La formación ha presentado esta mañana alegaciones contra la planta de purines Tractaments de Juneda, SA (Tracjusa) porque, a su parecer, «en Cataluña ha descendido la recogida selectiva de forma escandalosa desde el año 2012 con la vuelta del PDECat al gobierno (antigua CiU) después de años de mejora de la recogida selectiva que nos aproximaban a la media europea del 50%», ha apuntado la cabeza de lista para Lleida el 21-D, Sara Vilà. «De hecho», continúa, «CSQP y una treintena de entidades ya pidieron la dimisión del Director de la Agencia de Residuos, Josep Maria Tost, por su pésima gestión al frente del organismo».

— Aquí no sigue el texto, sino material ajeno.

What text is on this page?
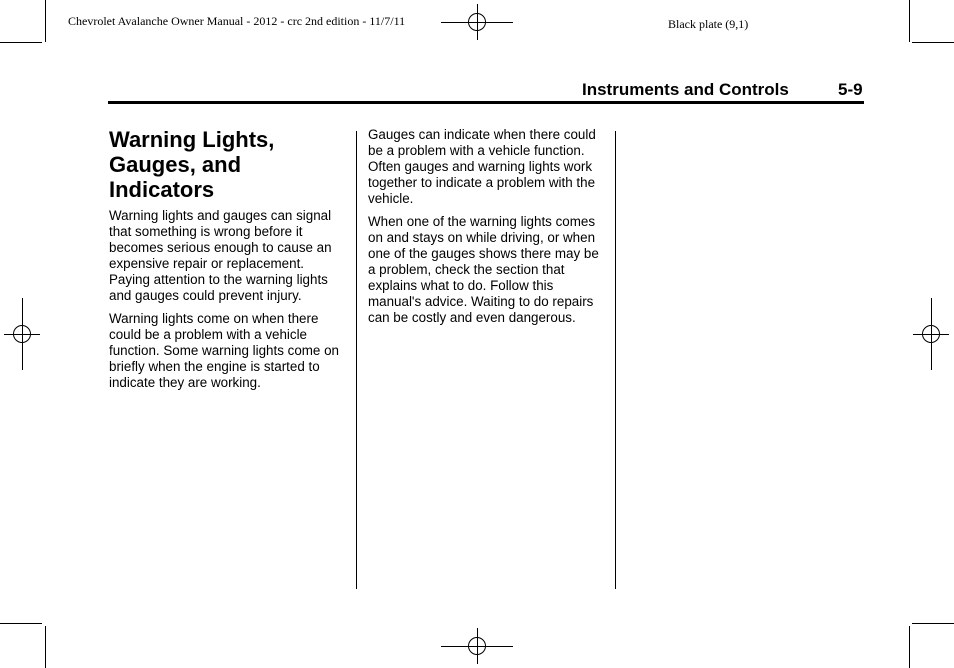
Chevrolet Avalanche Owner Manual - 2012 - crc 2nd edition - 11/7/11	Black plate (9,1)
Instruments and Controls	5-9
Warning Lights, Gauges, and Indicators

Warning lights and gauges can signal that something is wrong before it becomes serious enough to cause an expensive repair or replacement. Paying attention to the warning lights and gauges could prevent injury.

Warning lights come on when there could be a problem with a vehicle function. Some warning lights come on briefly when the engine is started to indicate they are working.

Gauges can indicate when there could be a problem with a vehicle function. Often gauges and warning lights work together to indicate a problem with the vehicle.

When one of the warning lights comes on and stays on while driving, or when one of the gauges shows there may be a problem, check the section that explains what to do. Follow this manual's advice. Waiting to do repairs can be costly and even dangerous.
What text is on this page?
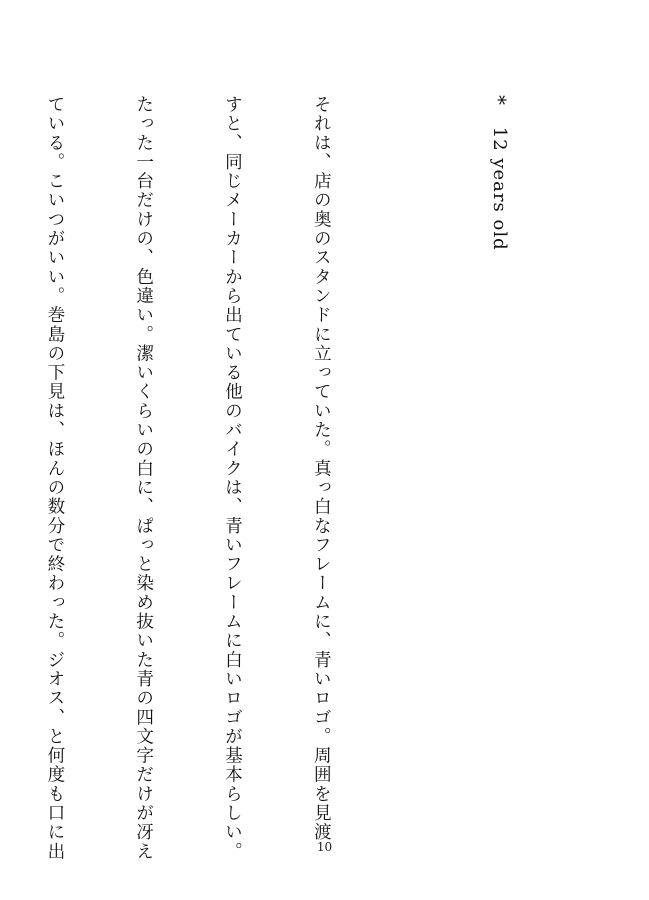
* 12 years old

それは、店の奥のスタンドに立っていた。真っ白なフレームに、青いロゴ。周囲を見渡

すと、同じメーカーから出ている他のバイクは、青いフレームに白いロゴが基本らしい。

たった一台だけの、色違い。潔いくらいの白に、ぱっと染め抜いた青の四文字だけが冴え

ている。こいつがいい。巻島の下見は、ほんの数分で終わった。ジオス、と何度も口に出

	10
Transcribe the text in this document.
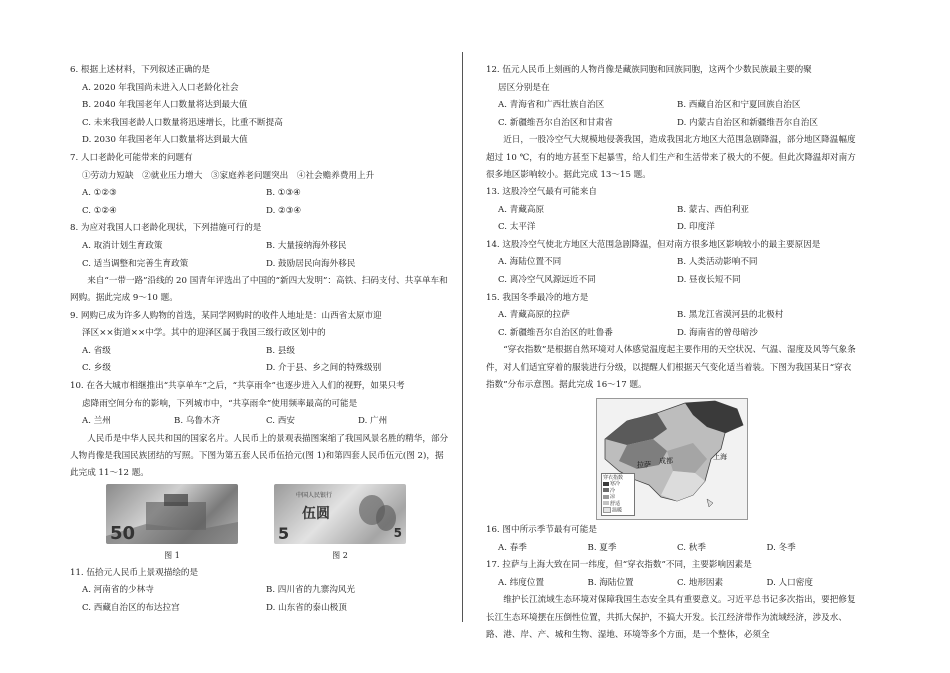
6. 根据上述材料，下列叙述正确的是

A. 2020 年我国尚未进入人口老龄化社会

B. 2040 年我国老年人口数量将达到最大值

C. 未来我国老龄人口数量将迅速增长，比重不断提高

D. 2030 年我国老年人口数量将达到最大值

7. 人口老龄化可能带来的问题有

①劳动力短缺　②就业压力增大　③家庭养老问题突出　④社会赡养费用上升

A. ①②③	B. ①③④
C. ①②④	D. ②③④

8. 为应对我国人口老龄化现状，下列措施可行的是

A. 取消计划生育政策	B. 大量接纳海外移民
C. 适当调整和完善生育政策	D. 鼓励居民向海外移民

来自“一带一路”沿线的 20 国青年评选出了中国的“新四大发明”：高铁、扫码支付、共享单车和网购。据此完成 9～10 题。

9. 网购已成为许多人购物的首选，某同学网购时的收件人地址是：山西省太原市迎

泽区××街道××中学。其中的迎泽区属于我国三级行政区划中的

A. 省级	B. 县级
C. 乡级	D. 介于县、乡之间的特殊级别

10. 在各大城市相继推出“共享单车”之后，“共享雨伞”也逐步进入人们的视野，如果只考

虑降雨空间分布的影响，下列城市中，“共享雨伞”使用频率最高的可能是

A. 兰州	B. 乌鲁木齐	C. 西安	D. 广州

人民币是中华人民共和国的国家名片。人民币上的景观表描图案缩了我国风景名胜的精华，部分人物肖像是我国民族团结的写照。下图为第五套人民币伍拾元(图 1)和第四套人民币伍元(图 2)，据此完成 11～12 题。

50
图 1
中国人民银行
伍圆
5	5
图 2

11. 伍拾元人民币上景观描绘的是

A. 河南省的少林寺	B. 四川省的九寨沟风光
C. 西藏自治区的布达拉宫	D. 山东省的泰山极顶

12. 伍元人民币上刻画的人物肖像是藏族同胞和回族同胞，这两个少数民族最主要的聚

居区分别是在

A. 青海省和广西壮族自治区	B. 西藏自治区和宁夏回族自治区
C. 新疆维吾尔自治区和甘肃省	D. 内蒙古自治区和新疆维吾尔自治区

近日，一股冷空气大规模地侵袭我国，造成我国北方地区大范围急剧降温，部分地区降温幅度超过 10 ℃，有的地方甚至下起暴雪，给人们生产和生活带来了极大的不便。但此次降温却对南方很多地区影响较小。据此完成 13～15 题。

13. 这股冷空气最有可能来自

A. 青藏高原	B. 蒙古、西伯利亚
C. 太平洋	D. 印度洋

14. 这股冷空气使北方地区大范围急剧降温，但对南方很多地区影响较小的最主要原因是

A. 海陆位置不同	B. 人类活动影响不同
C. 离冷空气风源远近不同	D. 昼夜长短不同

15. 我国冬季最冷的地方是

A. 青藏高原的拉萨	B. 黑龙江省漠河县的北极村
C. 新疆维吾尔自治区的吐鲁番	D. 海南省的曾母暗沙

“穿衣指数”是根据自然环境对人体感觉温度起主要作用的天空状况、气温、湿度及风等气象条件，对人们适宜穿着的服装进行分级，以提醒人们根据天气变化适当着装。下图为我国某日“穿衣指数”分布示意图。据此完成 16～17 题。

拉萨 成都	上海
穿衣指数
寒冷
冷
凉
舒适
温暖

16. 图中所示季节最有可能是

A. 春季	B. 夏季	C. 秋季	D. 冬季

17. 拉萨与上海大致在同一纬度，但“穿衣指数”不同，主要影响因素是

A. 纬度位置	B. 海陆位置	C. 地形因素	D. 人口密度

维护长江流域生态环境对保障我国生态安全具有重要意义。习近平总书记多次指出，要把修复长江生态环境摆在压倒性位置，共抓大保护，不搞大开发。长江经济带作为流域经济，涉及水、路、港、岸、产、城和生物、湿地、环境等多个方面，是一个整体，必须全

De este modo, Catalunya En Comú Podem Lleida es partidaria de la defensa de la legalidad en la preservación de los objetivos fijados en el PRECAT20 (Programa General de Prevención y Gestión de los Residuos y Recursos de Cataluña). En cuanto a la planta de Tracjusa, han señalado el incumplimiento de los acuerdos del Parlamento de Cataluña al no impulsar plantas de tratamiento de purines que quieran utilizar la combustión térmica, incluida la gasificación, residuos municipales o industriales o los combustibles derivados de residuos (CDR). Un hecho, según Vilà, que «hace evidente la falta de definición del impacto ambiental respecto a los niveles de contaminantes, carencias del proyecto en relación con los procesos industriales, las emisiones y los impactos atmosféricos previstos. Para la candidata, «deja claro que la información que se pone a disposición de la ciudadanía es equívoca, insuficiente y con contradicciones evidentes, vulnerando el derecho de acceso a la información y a los procedimientos de participación pública y ambiental».
Vilà ha dicho que "perjudicar la calidad de nuestro aire y de nuestro medio natural a la larga es perjudicar la economía de Lleida, que vive del turismo, de los servicios y del comercio. Debemos apostar por una industria sostenible que no congestione aún más las zonas que ya sufren una fuerte carga de contaminación".